An important aspect of system sizing is planning for the memory required to support the application. Because VoltDB is an in-memory database, allocating sufficient memory is vital.
Section 3.3, “Sizing for Capacity” provides some simple equations for estimating the memory requirements of a prospective application. If you are already at the stage where the database schema is well-defined and want more precise measurements of potential memory usage, this chapter provides details about how memory gets allocated.

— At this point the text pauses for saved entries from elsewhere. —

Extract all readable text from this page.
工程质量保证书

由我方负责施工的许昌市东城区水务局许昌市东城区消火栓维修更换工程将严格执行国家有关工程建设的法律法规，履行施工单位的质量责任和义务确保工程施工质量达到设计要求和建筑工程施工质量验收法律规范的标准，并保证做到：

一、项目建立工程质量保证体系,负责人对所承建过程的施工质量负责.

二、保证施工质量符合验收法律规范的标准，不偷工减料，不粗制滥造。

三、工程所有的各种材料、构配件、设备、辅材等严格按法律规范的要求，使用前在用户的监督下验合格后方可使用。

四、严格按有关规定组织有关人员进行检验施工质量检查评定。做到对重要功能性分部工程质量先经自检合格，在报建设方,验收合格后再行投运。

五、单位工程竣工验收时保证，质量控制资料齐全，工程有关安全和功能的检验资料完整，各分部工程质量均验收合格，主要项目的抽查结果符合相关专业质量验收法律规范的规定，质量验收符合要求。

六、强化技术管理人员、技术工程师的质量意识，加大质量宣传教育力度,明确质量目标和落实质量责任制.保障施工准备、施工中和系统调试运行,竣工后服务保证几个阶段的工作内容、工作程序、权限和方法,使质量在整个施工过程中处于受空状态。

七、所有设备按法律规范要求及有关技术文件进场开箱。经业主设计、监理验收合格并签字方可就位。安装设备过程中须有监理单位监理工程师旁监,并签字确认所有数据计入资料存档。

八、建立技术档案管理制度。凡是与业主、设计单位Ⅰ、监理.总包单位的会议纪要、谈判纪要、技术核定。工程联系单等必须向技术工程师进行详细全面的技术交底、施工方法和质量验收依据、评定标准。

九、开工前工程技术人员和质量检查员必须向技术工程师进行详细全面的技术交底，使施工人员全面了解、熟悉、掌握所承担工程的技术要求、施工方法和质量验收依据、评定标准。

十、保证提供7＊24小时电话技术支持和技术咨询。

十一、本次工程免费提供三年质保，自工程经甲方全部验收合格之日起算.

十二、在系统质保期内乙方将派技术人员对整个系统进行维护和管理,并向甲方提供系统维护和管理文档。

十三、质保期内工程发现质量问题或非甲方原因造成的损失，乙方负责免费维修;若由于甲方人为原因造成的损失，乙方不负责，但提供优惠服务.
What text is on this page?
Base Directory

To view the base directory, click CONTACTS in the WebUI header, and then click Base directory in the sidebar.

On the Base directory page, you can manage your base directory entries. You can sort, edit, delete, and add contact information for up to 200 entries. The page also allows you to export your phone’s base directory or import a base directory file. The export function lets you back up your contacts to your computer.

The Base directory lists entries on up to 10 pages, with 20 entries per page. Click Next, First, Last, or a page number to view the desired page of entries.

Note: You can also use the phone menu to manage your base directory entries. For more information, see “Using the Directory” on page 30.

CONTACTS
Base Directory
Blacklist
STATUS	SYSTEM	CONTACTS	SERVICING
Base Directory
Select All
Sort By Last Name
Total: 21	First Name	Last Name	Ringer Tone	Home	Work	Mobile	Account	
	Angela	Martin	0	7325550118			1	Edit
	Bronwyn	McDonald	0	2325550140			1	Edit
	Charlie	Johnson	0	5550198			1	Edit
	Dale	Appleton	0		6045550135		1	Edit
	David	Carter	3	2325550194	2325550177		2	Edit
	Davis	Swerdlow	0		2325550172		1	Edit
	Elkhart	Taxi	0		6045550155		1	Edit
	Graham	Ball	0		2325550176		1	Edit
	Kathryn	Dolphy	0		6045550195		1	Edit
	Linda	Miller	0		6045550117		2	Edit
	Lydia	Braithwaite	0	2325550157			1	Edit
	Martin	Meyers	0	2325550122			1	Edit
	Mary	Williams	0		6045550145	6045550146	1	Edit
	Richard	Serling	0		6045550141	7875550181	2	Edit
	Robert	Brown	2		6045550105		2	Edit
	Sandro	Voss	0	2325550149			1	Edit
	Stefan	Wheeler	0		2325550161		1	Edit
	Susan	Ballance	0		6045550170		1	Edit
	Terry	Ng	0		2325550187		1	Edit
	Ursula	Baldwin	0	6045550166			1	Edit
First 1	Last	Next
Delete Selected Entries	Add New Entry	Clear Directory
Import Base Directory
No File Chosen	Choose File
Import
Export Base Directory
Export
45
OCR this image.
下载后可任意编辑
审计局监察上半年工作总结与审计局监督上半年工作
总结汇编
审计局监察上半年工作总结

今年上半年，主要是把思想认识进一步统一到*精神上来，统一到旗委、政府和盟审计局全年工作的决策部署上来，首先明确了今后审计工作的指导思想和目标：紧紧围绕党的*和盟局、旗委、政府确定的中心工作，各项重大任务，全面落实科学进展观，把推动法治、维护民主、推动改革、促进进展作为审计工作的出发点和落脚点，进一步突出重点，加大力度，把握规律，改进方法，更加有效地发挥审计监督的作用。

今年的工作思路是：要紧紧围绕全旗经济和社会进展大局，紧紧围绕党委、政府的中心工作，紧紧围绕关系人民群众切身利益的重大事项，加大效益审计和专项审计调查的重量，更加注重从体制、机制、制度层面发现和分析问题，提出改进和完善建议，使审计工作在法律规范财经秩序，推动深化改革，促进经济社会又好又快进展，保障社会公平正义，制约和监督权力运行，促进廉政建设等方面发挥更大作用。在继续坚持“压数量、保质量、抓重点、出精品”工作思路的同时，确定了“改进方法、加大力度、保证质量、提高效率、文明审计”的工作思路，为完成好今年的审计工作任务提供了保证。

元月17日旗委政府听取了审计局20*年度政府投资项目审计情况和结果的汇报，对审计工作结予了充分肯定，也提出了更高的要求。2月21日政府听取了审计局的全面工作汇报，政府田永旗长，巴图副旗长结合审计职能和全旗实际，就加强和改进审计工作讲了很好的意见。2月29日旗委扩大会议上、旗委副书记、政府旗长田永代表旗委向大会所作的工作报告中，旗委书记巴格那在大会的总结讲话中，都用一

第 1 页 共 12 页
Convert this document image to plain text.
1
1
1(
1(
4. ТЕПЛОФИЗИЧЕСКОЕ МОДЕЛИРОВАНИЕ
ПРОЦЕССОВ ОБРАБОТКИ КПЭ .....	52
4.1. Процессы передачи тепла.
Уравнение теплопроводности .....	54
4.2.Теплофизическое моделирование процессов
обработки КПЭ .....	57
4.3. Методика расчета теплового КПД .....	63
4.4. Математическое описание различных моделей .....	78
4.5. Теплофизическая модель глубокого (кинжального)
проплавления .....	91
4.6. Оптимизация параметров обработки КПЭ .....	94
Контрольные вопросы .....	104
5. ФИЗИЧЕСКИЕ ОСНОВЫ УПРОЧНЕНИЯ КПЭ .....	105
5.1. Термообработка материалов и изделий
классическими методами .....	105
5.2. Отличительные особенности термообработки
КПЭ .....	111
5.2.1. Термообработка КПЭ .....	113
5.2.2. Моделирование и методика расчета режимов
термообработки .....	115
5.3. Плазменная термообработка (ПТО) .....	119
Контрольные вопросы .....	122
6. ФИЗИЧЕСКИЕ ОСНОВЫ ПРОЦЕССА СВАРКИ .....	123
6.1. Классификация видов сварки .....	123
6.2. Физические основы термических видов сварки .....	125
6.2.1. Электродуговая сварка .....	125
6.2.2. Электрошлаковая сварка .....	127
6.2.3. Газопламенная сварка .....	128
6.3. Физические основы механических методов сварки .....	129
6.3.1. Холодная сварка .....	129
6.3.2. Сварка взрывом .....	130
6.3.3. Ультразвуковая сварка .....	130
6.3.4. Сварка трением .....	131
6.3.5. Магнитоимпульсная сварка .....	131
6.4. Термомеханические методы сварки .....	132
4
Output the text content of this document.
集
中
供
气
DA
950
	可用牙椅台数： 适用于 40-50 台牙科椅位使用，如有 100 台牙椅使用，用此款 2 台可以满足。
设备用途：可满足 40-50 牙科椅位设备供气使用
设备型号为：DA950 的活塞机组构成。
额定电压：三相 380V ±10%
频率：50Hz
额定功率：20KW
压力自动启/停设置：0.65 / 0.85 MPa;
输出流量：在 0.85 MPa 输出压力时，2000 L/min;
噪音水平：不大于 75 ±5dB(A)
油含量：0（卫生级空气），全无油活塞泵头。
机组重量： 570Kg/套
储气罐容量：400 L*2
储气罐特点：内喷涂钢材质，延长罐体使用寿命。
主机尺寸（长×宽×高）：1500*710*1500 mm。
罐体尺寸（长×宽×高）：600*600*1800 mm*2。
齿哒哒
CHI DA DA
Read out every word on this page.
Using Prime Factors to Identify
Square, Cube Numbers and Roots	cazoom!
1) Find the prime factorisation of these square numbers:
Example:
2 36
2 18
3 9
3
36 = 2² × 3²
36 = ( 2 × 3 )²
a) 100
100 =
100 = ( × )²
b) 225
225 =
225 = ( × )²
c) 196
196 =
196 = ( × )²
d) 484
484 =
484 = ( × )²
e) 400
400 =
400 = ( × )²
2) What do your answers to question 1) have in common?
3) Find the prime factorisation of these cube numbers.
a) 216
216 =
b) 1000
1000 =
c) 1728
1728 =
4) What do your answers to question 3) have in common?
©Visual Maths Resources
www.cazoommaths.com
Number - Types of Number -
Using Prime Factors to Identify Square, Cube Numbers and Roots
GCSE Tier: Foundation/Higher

For VoltDB databases, there are three aspects of memory sizing the must be considered:
Understanding how much memory is required to store the data itself; that is, the contents of the database
Evaluating how that data is distributed across the cluster, based on the proportion of partitioned to replicated tables and the K-safety value
Determining the memory requirements of the server process
The sum of the estimated data requirements per server and the java heap size required by the server process provide the total memory requirement for each server.
To plan effectively for database capacity, you must know in advance both the structure of the data and the projected volume. This means you must have at least a preliminary database schema, including tables, columns, and indexes, as well as the expected number of rows for each table.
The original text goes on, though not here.